Arbor: Autonomous Research Framework Unifies Long-Horizon Optimization Across Domains
Key Takeaways
- ▸Arbor introduces Hypothesis Tree Refinement (HTR), a persistent tree data structure that tracks hypotheses, artifacts, evidence, and distilled insights across time, transforming autonomous research from episodic to cumulative
- ▸The framework achieves generality by working across fundamentally different research domains without task-specific tuning, unified under the Autonomous Optimization operational setting
- ▸Delivered 2.5x average improvement over Codex and Claude Code baselines on six real research tasks, with state-of-the-art results on MLE-Bench Lite benchmarks
Summary
Researchers at NLPIR Lab have introduced Arbor, a general-purpose framework for autonomous scientific research that combines strategic coordination, isolated hypothesis testing, and a persistent knowledge tree structure to enable cumulative optimization rather than trial-and-error exploration. The framework addresses a fundamental challenge in autonomous agents: how to conduct long-horizon research that learns from prior experiments and carries lessons forward iteratively. Arbor unifies diverse research tasks—including model training, harness engineering, and data synthesis—under a single Autonomous Optimization framework, achieving 2.5x the average relative improvement of existing baselines (Codex and Claude Code) and reaching 86.36% performance on MLE-Bench Lite with GPT-5.5. The team has open-sourced the implementation as a fully runnable CLI and Agent Skill Suite, enabling integration with existing coding agents and making advanced autonomous research capabilities broadly accessible.

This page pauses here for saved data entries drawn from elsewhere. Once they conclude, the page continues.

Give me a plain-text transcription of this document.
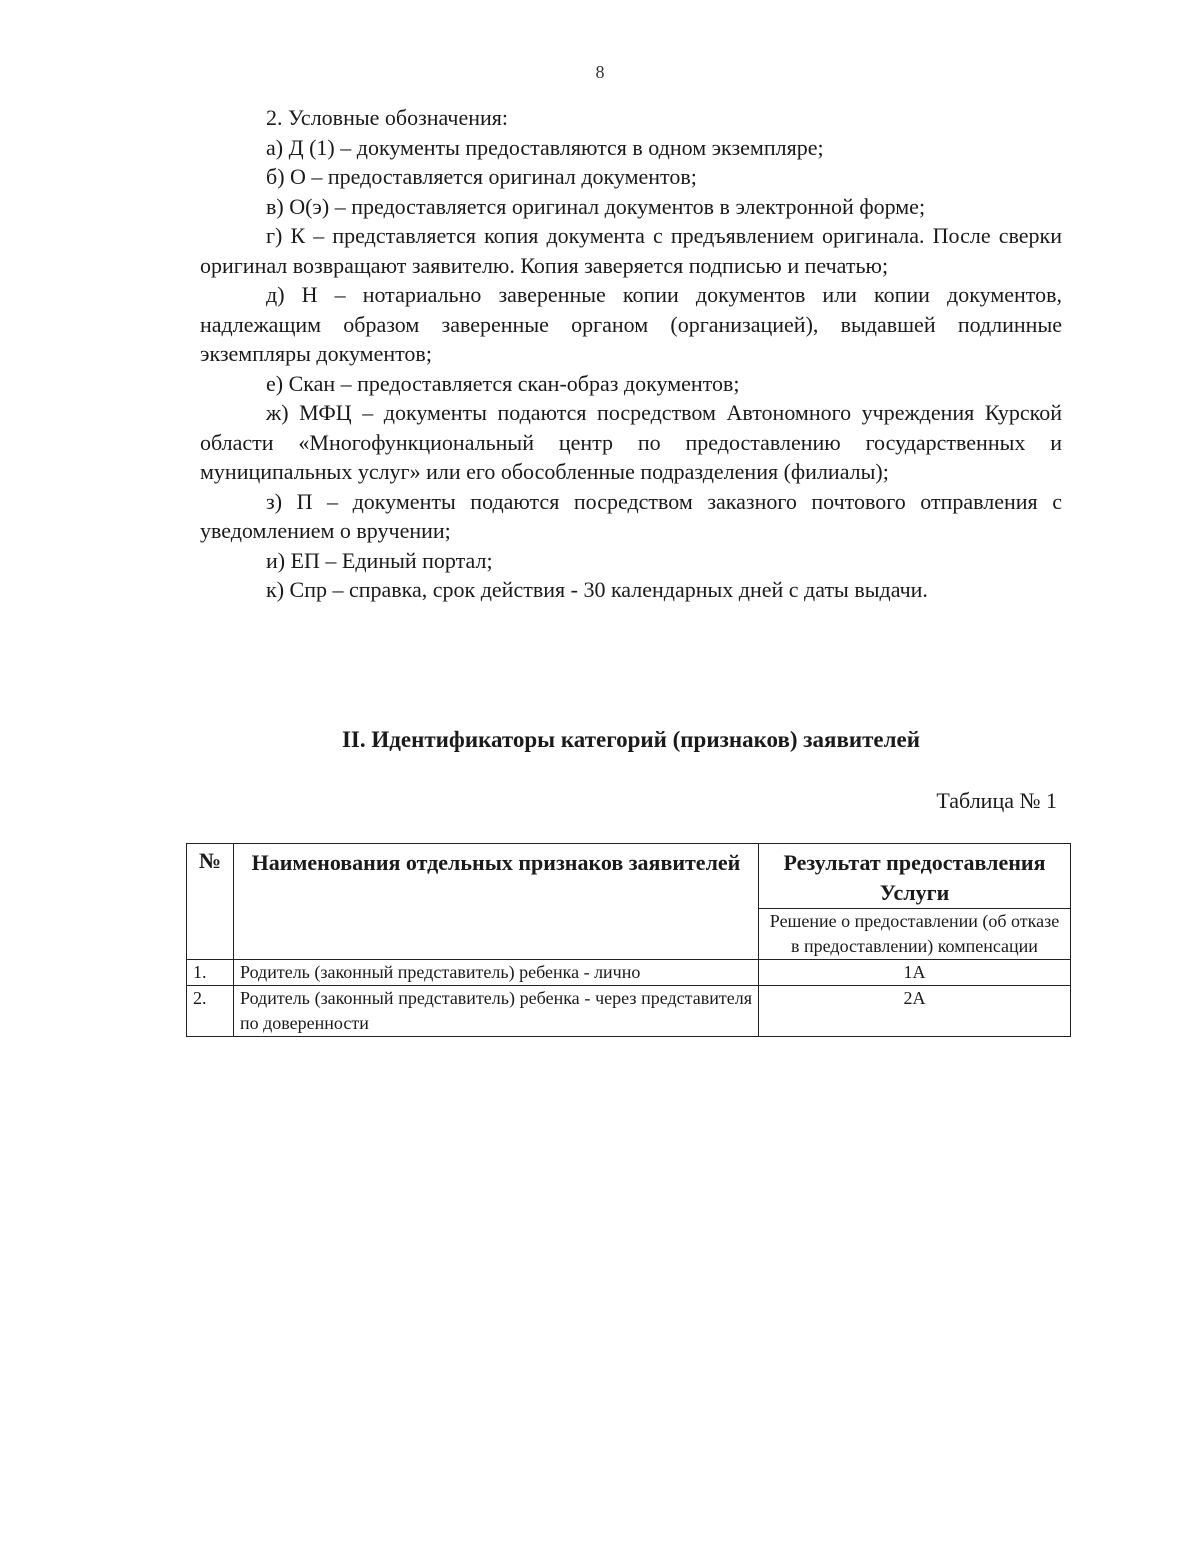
8

2. Условные обозначения:

а) Д (1) – документы предоставляются в одном экземпляре;

б) О – предоставляется оригинал документов;

в) О(э) – предоставляется оригинал документов в электронной форме;

г) К – представляется копия документа с предъявлением оригинала. После сверки оригинал возвращают заявителю. Копия заверяется подписью и печатью;

д) Н – нотариально заверенные копии документов или копии документов, надлежащим образом заверенные органом (организацией), выдавшей подлинные экземпляры документов;

е) Скан – предоставляется скан-образ документов;

ж) МФЦ – документы подаются посредством Автономного учреждения Курской области «Многофункциональный центр по предоставлению государственных и муниципальных услуг» или его обособленные подразделения (филиалы);

з) П – документы подаются посредством заказного почтового отправления с уведомлением о вручении;

и) ЕП – Единый портал;

к) Спр – справка, срок действия - 30 календарных дней с даты выдачи.

II. Идентификаторы категорий (признаков) заявителей
Таблица № 1
№	Наименования отдельных признаков заявителей	Результат предоставления Услуги
		Решение о предоставлении (об отказе в предоставлении) компенсации
1.	Родитель (законный представитель) ребенка - лично	1А
2.	Родитель (законный представитель) ребенка - через представителя по доверенности	2А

- Open-source release includes both a standalone CLI for long-running experiments and an Agent Skill Suite for integration with systems like Claude Code, democratizing access to structured autonomous research
Editorial Opinion
Arbor represents a meaningful shift in autonomous agent design—moving from reactive, trial-and-error systems to sophisticated researchers that accumulate knowledge through structured exploration. The insight that a persistent knowledge tree and disciplined hypothesis management can deliver 2.5x improvements suggests that how we scaffold exploration is as important as raw model capability. The framework's ability to unify diverse research tasks while remaining deployable in real codebases demonstrates a rare balance between research sophistication and practical utility. Open-sourcing this work could accelerate research cycles across the industry, especially for teams without unlimited computational budgets.